Alors au lieu du « cheminement initiatique » vers un plus haut soi-même, le sujet va s’égarer dans la voie hasardeuse des dépendances…, pour éviter de dépendre de lui-même… ce qui est la seule « dépendance » juste de l’être humain !
Le sujet, sous couvert du lien à une « bande » plus ou moins idéalisée, risque de s’enfermer sur une voie ultra-personnelle et ego-centrée qui aboutit à un cul-de-sac, à un vide… que l’on cherche désespérément à combler par la dépendance; et le cercle vicieux est alors bien installé !
La vie peut en effet être considérée comme une sorte de parcours initiatique – ce qui avait lieu dans les temps anciens dans le secret du Temple se déroule aujourd’hui sous nos yeux au quotidien – et elle nécessite une activité consciente et créatrice de chaque jour. Au lieu de se croire « libéré » il faut travailler sans relâche à notre liberté intérieure, au lieu de vivre dans l’urgence du « struggle for life » il faut essayer de cultiver au plus profond de soi des forces de compassion et de guérison ; et, à cet égard, les jeunes qui nous sont confiés et qui héritent de la société que nous avons nous-mêmes édifiée…, sont aussi nos « maîtres ».

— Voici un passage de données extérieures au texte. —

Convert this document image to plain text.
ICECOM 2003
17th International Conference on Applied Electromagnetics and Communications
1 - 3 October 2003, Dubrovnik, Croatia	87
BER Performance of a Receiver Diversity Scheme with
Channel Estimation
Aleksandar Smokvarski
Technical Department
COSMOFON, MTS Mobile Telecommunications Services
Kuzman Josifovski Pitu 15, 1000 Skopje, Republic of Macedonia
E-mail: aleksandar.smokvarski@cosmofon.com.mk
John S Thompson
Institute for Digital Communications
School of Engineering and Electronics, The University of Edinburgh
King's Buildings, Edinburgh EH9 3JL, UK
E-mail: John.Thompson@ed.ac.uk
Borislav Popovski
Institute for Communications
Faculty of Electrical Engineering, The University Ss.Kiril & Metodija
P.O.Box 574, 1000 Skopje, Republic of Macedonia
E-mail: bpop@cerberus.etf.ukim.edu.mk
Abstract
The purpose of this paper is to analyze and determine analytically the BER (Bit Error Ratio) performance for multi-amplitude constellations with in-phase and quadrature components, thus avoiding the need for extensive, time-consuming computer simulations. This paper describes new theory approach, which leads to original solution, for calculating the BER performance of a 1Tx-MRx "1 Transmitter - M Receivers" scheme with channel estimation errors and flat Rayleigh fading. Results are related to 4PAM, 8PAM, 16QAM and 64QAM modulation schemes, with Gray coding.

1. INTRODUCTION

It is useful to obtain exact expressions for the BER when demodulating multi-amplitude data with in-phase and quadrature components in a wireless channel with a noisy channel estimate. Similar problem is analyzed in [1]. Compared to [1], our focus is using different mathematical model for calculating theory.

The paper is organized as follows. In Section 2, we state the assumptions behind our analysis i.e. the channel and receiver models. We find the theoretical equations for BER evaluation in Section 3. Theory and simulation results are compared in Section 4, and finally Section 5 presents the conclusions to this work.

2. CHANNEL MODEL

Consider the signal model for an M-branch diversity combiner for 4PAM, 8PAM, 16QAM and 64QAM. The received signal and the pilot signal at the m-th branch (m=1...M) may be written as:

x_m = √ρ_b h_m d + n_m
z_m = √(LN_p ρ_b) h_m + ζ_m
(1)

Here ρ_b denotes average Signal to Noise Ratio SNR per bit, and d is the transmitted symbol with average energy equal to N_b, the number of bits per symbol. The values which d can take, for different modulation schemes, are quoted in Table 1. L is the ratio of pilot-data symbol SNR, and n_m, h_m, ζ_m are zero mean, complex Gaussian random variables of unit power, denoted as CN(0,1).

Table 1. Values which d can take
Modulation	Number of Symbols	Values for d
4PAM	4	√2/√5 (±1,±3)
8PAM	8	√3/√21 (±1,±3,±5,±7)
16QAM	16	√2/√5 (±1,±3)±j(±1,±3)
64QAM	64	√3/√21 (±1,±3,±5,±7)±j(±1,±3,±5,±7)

Quand un sujet prend le chemin détourné – Umweg – de la dépendance, il/elle est sans trop le savoir lui-même en quête de transformation de soi et en recherche d’une société plus juste, plus fraternelle… mais il ne rencontre au bout du compte que son propre ego, son propre isolement et perd le lien avec le monde spirituel véritable.

Le dépendant peut croire un temps avoir trouvé la « solution magique » à ses problèmes… mais en fait il se détourne ainsi de plus en plus de l’être véritable ; et même s’il croit avoir en sa possession « quelque chose de l’ordre du bien-être et de la spiritualité »… il va tôt ou tard devoir payer un terrible loyer.

***

Les dépendances peuvent être manifestes : drogues, médicaments, alcool; troubles du comportement alimentaire (anorexie, boulimie)… mais elles peuvent également être plus subtiles: dépendance aux média (computer-TV), au sport à outrance, au sexe… et même à certains « groupes-harmonie » et associations diverses, sans compter aussi la trop fameuse manie de tout critiquer… A chacun de faire son tri ! mais sans chasse-aux-sorcières pour autant !
Il y a dépendance chaque fois qu’une personne se jette dans une activité quelconque sans possibilité de se maîtriser par un geste de distanciation intérieure. Par exemple on peut aimer faire de la gym, courir dans la nature et même faire des compétitions sportives… mais si l’on ne peut se passer de courir, d’entrer en compétition, si l’on s’est totalement identifié à une activité avec la peur inconsciente d’affronter un vide si l’on perdait cette identification… alors on est déjà dans un processus de dépendance.

Or le Moi humain est l’entité qui doit apprendre à se tenir par elle-même et au besoin par dessus l’abîme. « Si tout devait s’écrouler autour de moi… moi seul j’ai la potentialité (ce n’est pas donné par nature, ceci nécessite un effort conscient) de me reconstruire par l’intérieur en travaillant sans cesse à ma propre transformation et libération », nous dit avec force Madame Vogt.
Et c’est cette qualité du Moi, qui est précisément prophylactique et thérapeutique pour se confronter positivement au problème de la dépendance – et qui va bien au delà des seules drogues comme dit plus haut.

Nous tous, parents, enseignants, éducateurs, thérapeutes, nous sommes appelés par les jeunes – qui sont en quête d’autre chose tout en cédant très facilement aux mirages de la société de consommation – à nous remettre en cause et à entamer avec eux un dialogue constructif et créatif, à l’écoute de ce qui monte du plus profond de notre âme et des besoins du monde.